The Congress Bill Search website logs the Roll Number for a vote under "Bill Status."
The Bill is Referred to the Senate
When a bill passes in the House, it must also pass in the Senate in order to become a law. The two houses of Congress make up the bicameral legislature, part of a system of checks and balances that ensures that laws are created democratically.
Once the bill and its amendments has been officially passed by the House and certified by the Clerk, it is said to be "engrossed."
In the Senate, the bill again may be sent to a committee for study or markup.
Members may choose to ignore the bill and continue to work on their own legislation.
Members may vote to pass or not to pass the bill.
If the bill passes with different language, it must be sent for review to a conference committee, which is a committee made up of members from both the House and the Senate.
Differences must be agreed upon before the bill is sent to the President for signature. At this point the bill is "enrolled."
The Congress Bill Search website logs the latest major action on the bill under "Bill Status."
The Bill is sent to the President
When a bill passes in the House and Senate and is sent to the President for a signature, it is said to be enrolled.
The President can take one of several possible actions:
The president may take no action. If Congress is in session, the bill automatically becomes law after ten days.
A pocket veto occurs when the president takes no action and Congress has adjourned its session. In this case, the bill dies and does not become a law.
The president may decide that the bill is unwise or unnecessary and veto the bill.
The president may sign the bill, and the bill becomes law.
The Congress Bill Search website indicates when a bill is sent to the President and whether it becomes law.
The Bill Becomes a Law Or
If the President signs the bill, or takes no action while Congress is in session, then the bill becomes a law.
If Congress overrides a presidential veto, the bill becomes a law.
New public and private laws are prepared and published by the Office of the Federal Register (OFR) of the National Archives and Records Administration (NARA).

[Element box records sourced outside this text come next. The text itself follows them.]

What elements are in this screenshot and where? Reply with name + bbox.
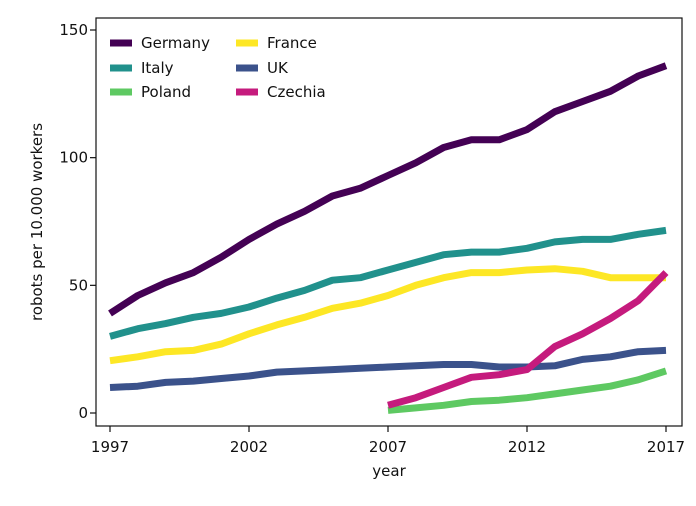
series-lines — [108, 62, 669, 414]
y-tick-label: 100 — [59, 149, 88, 167]
legend-label-uk: UK — [267, 59, 289, 77]
y-tick-label: 50 — [69, 276, 88, 294]
x-tick-label: 2017 — [647, 438, 685, 456]
y-tick-label: 150 — [59, 21, 88, 39]
series-line-poland — [387, 367, 668, 414]
x-tick-label: 2012 — [508, 438, 546, 456]
plot-frame — [95, 17, 683, 427]
y-axis-title: robots per 10.000 workers — [28, 123, 46, 321]
x-tick-label: 1997 — [91, 438, 129, 456]
legend-label-poland: Poland — [141, 83, 191, 101]
axes: 1997 2002 2007 2012 2017 0 50 100 150 — [59, 17, 685, 456]
legend: Germany Italy Poland France UK Czechia — [110, 34, 326, 101]
legend-label-germany: Germany — [141, 34, 210, 52]
series-line-uk — [109, 346, 667, 391]
x-axis-title: year — [372, 462, 406, 480]
series-line-germany — [108, 62, 668, 317]
x-tick-label: 2007 — [369, 438, 407, 456]
series-line-france — [109, 265, 666, 365]
legend-label-czechia: Czechia — [267, 83, 326, 101]
series-line-italy — [109, 226, 667, 340]
x-tick-label: 2002 — [230, 438, 268, 456]
y-tick-label: 0 — [78, 404, 88, 422]
legend-label-france: France — [267, 34, 317, 52]
series-line-czechia — [387, 270, 669, 409]
legend-label-italy: Italy — [141, 59, 174, 77]
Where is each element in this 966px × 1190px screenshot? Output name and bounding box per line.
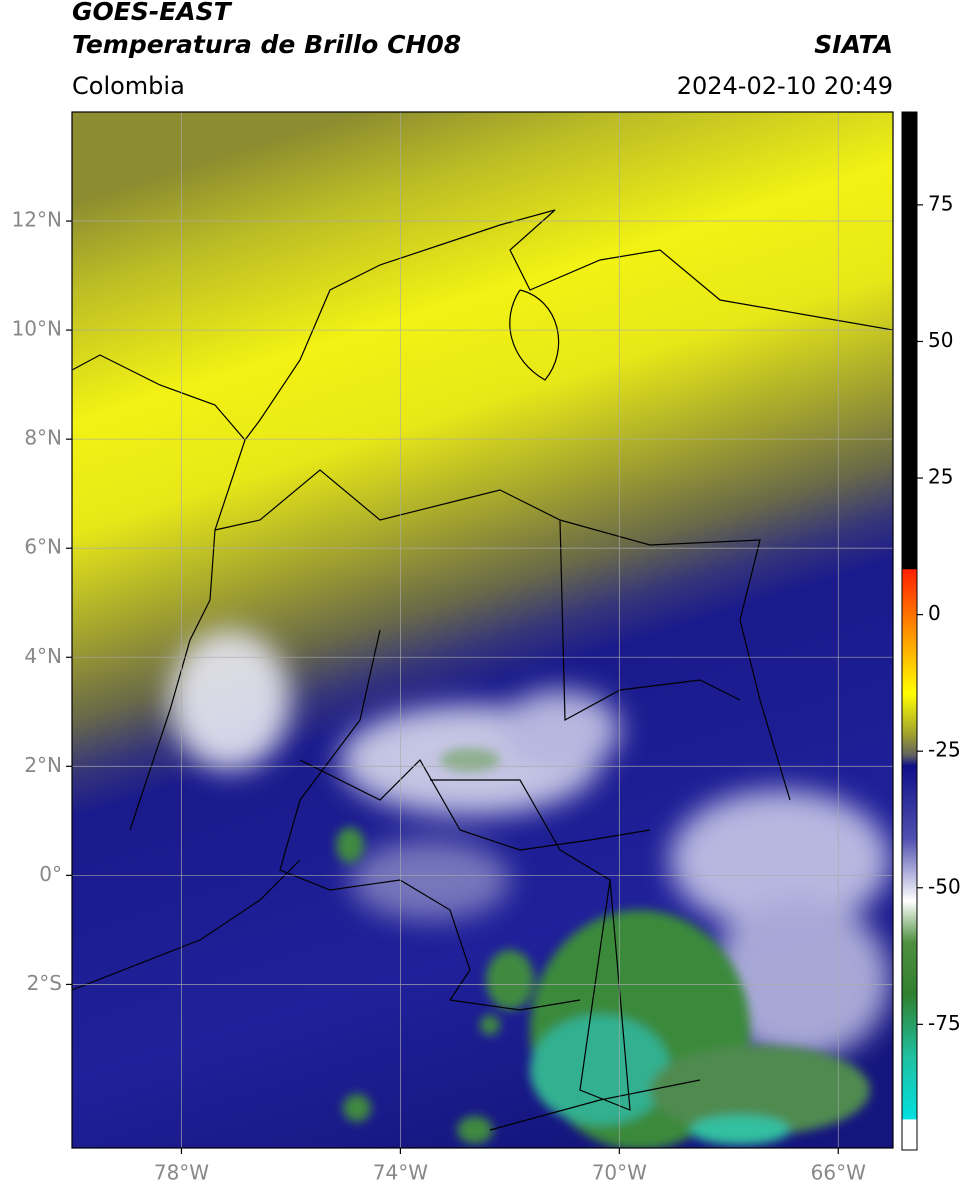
colorbar-tick-label: -75 bbox=[928, 1011, 961, 1035]
colorbar-tick-label: 50 bbox=[928, 328, 953, 352]
colorbar-tick-label: 75 bbox=[928, 191, 953, 215]
y-tick-label: 8°N bbox=[24, 426, 62, 450]
datetime: 2024-02-10 20:49 bbox=[677, 72, 893, 100]
colorbar-tick-label: 25 bbox=[928, 465, 953, 489]
region: Colombia bbox=[72, 72, 185, 100]
y-tick-label: 2°N bbox=[24, 753, 62, 777]
colorbar-tick-label: -25 bbox=[928, 738, 961, 762]
x-tick-label: 78°W bbox=[154, 1161, 209, 1185]
title: GOES-EAST bbox=[72, 0, 233, 26]
subtitle: Temperatura de Brillo CH08 bbox=[72, 30, 461, 59]
y-tick-label: 10°N bbox=[12, 317, 62, 341]
satellite-image bbox=[72, 112, 893, 1148]
gridlines bbox=[72, 112, 893, 1148]
map-frame bbox=[71, 111, 894, 1149]
colorbar-tick-label: -50 bbox=[928, 874, 961, 898]
x-tick-label: 74°W bbox=[373, 1161, 428, 1185]
source: SIATA bbox=[814, 30, 893, 59]
y-tick-label: 4°N bbox=[24, 644, 62, 668]
colorbar bbox=[901, 111, 918, 1151]
y-tick-label: 6°N bbox=[24, 535, 62, 559]
y-tick-label: 2°S bbox=[27, 971, 62, 995]
colorbar-tick-label: 0 bbox=[928, 601, 941, 625]
y-tick-label: 12°N bbox=[12, 208, 62, 232]
y-tick-label: 0° bbox=[39, 862, 62, 886]
x-tick-label: 70°W bbox=[592, 1161, 647, 1185]
x-tick-label: 66°W bbox=[811, 1161, 866, 1185]
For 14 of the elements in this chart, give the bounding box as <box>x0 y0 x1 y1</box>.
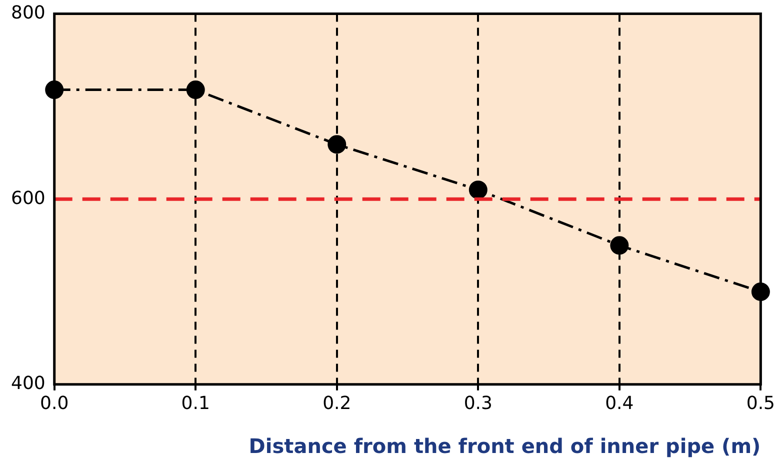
y-tick-label: 800 <box>10 2 46 24</box>
y-tick-label: 400 <box>10 373 46 394</box>
point <box>328 135 346 154</box>
y-tick-label: 600 <box>10 188 46 209</box>
x-tick-label: 0.0 <box>40 392 69 414</box>
x-tick-label: 0.5 <box>746 392 776 414</box>
point <box>468 180 488 200</box>
x-axis-title: Distance from the front end of inner pipe (m) <box>248 434 761 458</box>
x-tick-label: 0.4 <box>605 392 634 414</box>
x-tick-label: 0.1 <box>181 392 210 414</box>
x-tick-label: 0.2 <box>322 392 352 414</box>
point <box>186 80 205 100</box>
point <box>610 236 629 255</box>
x-tick-label: 0.3 <box>464 392 492 414</box>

Congress Bill Search lists public laws by law number.
The Bill is Vetoed
If the President decides a bill is unwise or unnecessary, the President does not sign the bill, but issues an official statement of objections to the bill called a veto.

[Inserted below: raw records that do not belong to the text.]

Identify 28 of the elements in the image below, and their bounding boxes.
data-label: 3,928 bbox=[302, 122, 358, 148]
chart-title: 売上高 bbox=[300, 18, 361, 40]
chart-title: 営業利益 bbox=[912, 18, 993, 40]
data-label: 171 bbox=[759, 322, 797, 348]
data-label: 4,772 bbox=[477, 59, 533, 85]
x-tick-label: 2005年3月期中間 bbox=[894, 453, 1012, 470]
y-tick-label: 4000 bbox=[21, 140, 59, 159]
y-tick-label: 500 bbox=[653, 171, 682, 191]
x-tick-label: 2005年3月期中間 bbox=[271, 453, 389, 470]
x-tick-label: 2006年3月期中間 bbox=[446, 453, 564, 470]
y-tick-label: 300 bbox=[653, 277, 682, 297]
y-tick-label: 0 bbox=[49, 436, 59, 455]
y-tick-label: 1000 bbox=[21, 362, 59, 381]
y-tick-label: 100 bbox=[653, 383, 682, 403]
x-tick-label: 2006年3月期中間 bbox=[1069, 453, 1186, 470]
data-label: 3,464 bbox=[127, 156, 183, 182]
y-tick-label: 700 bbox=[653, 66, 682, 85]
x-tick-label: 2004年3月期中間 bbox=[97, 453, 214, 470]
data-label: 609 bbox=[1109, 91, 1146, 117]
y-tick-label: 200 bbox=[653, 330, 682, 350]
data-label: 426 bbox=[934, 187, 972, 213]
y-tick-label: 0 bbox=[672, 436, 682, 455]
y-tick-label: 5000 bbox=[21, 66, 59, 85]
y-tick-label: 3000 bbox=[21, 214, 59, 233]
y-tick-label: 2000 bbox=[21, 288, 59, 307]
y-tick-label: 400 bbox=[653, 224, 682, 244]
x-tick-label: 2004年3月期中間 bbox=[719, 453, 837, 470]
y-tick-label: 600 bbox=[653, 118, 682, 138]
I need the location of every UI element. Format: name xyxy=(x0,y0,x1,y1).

The President can veto a bill indirectly by withholding approval of the bill until Congress has adjourned sine die. This informal way of preventing a bill from becoming a law is called a pocket veto.
When the President issues a veto, the bill returns to its House of origin.
Objections to the veto are read and debated on the House Floor.
If there are enough objections in the House to the presidential veto, a vote is taken to override (see Step 13), or overrule, the veto.
If the House does not vote on a veto override, the bill is stalled and does not become a law.
A tally of presidential vetoes and pocket vetoes is available on the Clerk's website in Historical Highlights.
The Veto is Overridden
If enough Members object to the presidential veto, a vote is taken to override, or overrule the veto.
A two-thirds vote or greater is needed in both the House and the Senate to override the President's veto. If two-thirds of both houses of Congress vote successfully to override the veto, the bill becomes a law.
If the House and Senate do not override the veto, the bill "dies" and does not become a law.